Karen Alkalay-Gut has associated Swinburne's poetic subversion with the Möbius strip, a curious topological loop formed by a band twisted and connected to itself. This mathematical concept, first articulated by August Ferdinand Möbius in 1858, has the remarkable property that, although it appears to have two sides, it in fact only has one. Starting on one side and following the loop results in a return to the starting point, but on the "other side" of the surface; what was the outside becomes the inside. Alkalay-Gut has shown that this topological surface is a perfect illustration of Swinburne's paradoxes and oxymorons, since both techniques involve two opposites uniting while simultaneously being separate, as well as of the structure of some of his seemingly circular poems (p. 151). However, although she applies this illustration to some works from Poems and Ballads and Laus Veneris, she omits an examination of A Century of Roundels, instead saying that such poems, and "A Roundel" in particular, are so circular that they cannot be considered "representative of Swinburne's work" other than "in the sense that" they acknowledge "the significance of the form" (p. 142). In fact, these works subvert the expected circularity, and her suggestive mathematical parallel can also illuminate the overall structure of A Century of Roundels, the structure of the individual roundels themselves, and Swinburne's method of appropriating both medieval subject matter and lyric forms; each functions as a Möbius strip, ending by returning to its beginning with an inverted perspective.

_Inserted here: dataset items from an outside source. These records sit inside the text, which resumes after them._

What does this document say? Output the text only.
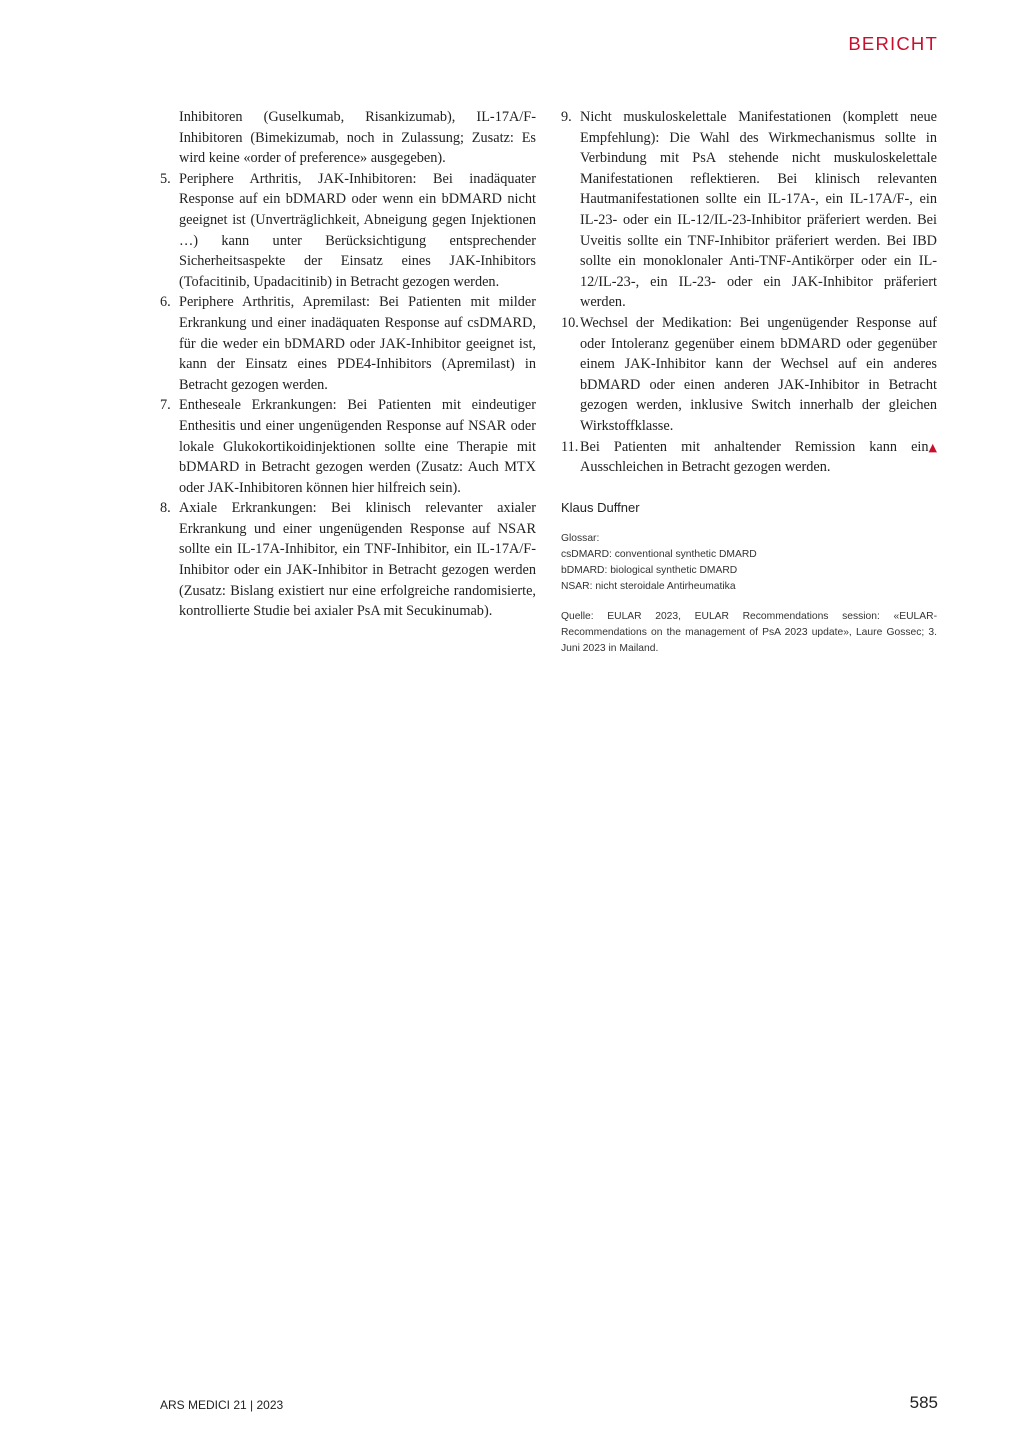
BERICHT

Inhibitoren (Guselkumab, Risankizumab), IL-17A/F-Inhibitoren (Bimekizumab, noch in Zulassung; Zusatz: Es wird keine «order of preference» ausgegeben).

5. Periphere Arthritis, JAK-Inhibitoren: Bei inadäquater Response auf ein bDMARD oder wenn ein bDMARD nicht geeignet ist (Unverträglichkeit, Abneigung gegen Injektionen …) kann unter Berücksichtigung entsprechender Sicherheitsaspekte der Einsatz eines JAK-Inhibitors (Tofacitinib, Upadacitinib) in Betracht gezogen werden.

6. Periphere Arthritis, Apremilast: Bei Patienten mit milder Erkrankung und einer inadäquaten Response auf csDMARD, für die weder ein bDMARD oder JAK-Inhibitor geeignet ist, kann der Einsatz eines PDE4-Inhibitors (Apremilast) in Betracht gezogen werden.

7. Entheseale Erkrankungen: Bei Patienten mit eindeutiger Enthesitis und einer ungenügenden Response auf NSAR oder lokale Glukokortikoidinjektionen sollte eine Therapie mit bDMARD in Betracht gezogen werden (Zusatz: Auch MTX oder JAK-Inhibitoren können hier hilfreich sein).

8. Axiale Erkrankungen: Bei klinisch relevanter axialer Erkrankung und einer ungenügenden Response auf NSAR sollte ein IL-17A-Inhibitor, ein TNF-Inhibitor, ein IL-17A/F-Inhibitor oder ein JAK-Inhibitor in Betracht gezogen werden (Zusatz: Bislang existiert nur eine erfolgreiche randomisierte, kontrollierte Studie bei axialer PsA mit Secukinumab).

9. Nicht muskuloskelettale Manifestationen (komplett neue Empfehlung): Die Wahl des Wirkmechanismus sollte in Verbindung mit PsA stehende nicht muskuloskelettale Manifestationen reflektieren. Bei klinisch relevanten Hautmanifestationen sollte ein IL-17A-, ein IL-17A/F-, ein IL-23- oder ein IL-12/IL-23-Inhibitor präferiert werden. Bei Uveitis sollte ein TNF-Inhibitor präferiert werden. Bei IBD sollte ein monoklonaler Anti-TNF-Antikörper oder ein IL-12/IL-23-, ein IL-23- oder ein JAK-Inhibitor präferiert werden.

10. Wechsel der Medikation: Bei ungenügender Response auf oder Intoleranz gegenüber einem bDMARD oder gegenüber einem JAK-Inhibitor kann der Wechsel auf ein anderes bDMARD oder einen anderen JAK-Inhibitor in Betracht gezogen werden, inklusive Switch innerhalb der gleichen Wirkstoffklasse.

11.	▲
Bei Patienten mit anhaltender Remission kann ein Ausschleichen in Betracht gezogen werden.
Klaus Duffner
Glossar:
csDMARD: conventional synthetic DMARD
bDMARD: biological synthetic DMARD
NSAR: nicht steroidale Antirheumatika
Quelle: EULAR 2023, EULAR Recommendations session: «EULAR-Recommendations on the management of PsA 2023 update», Laure Gossec; 3. Juni 2023 in Mailand.
ARS MEDICI 21 | 2023	585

The most intricate examples of circumvented cyclicality are the individual roundels themselves. The refrain of a roundel, drawn from the first word or phrase of the first line, repeats at the end of the first and last stanzas. This verbal pattern would seem to lead us in a circle, back to the ideas of the beginning. Instead, Swinburne alters the refrain, using the repetition subversively, a characteristic that the second part of the first poem in the volume, "In Harbor," clearly demonstrates:

Outside of the port ye are moored in, lying
Close from the wind and at ease from the tide,
What sounds come swelling, what notes fall dying

They will not cease, they will not abide:
Voices of presage in darkness crying
Pass and return and relapse aside.

Ye see not, but hear ye not wild wings flying
To the future that wakes from the past that died?
Is grief still sleeping, is joy not sighing

Since the word "outside," the poem's refrain, delineates a strict boundary, one might expect "outside" to be a stable term. Instead, a question mark follows the refrain when it appears again at the end of the first stanza, making the word change in tone from confidence in delineation to uncertainty. This uncertainty concerns the boundary of the harbor as well; although the speaker claims to be protected from the violently crashing waves in the open sea outside the harbor, the "swelling" and "dying" sounds of the ocean echo the...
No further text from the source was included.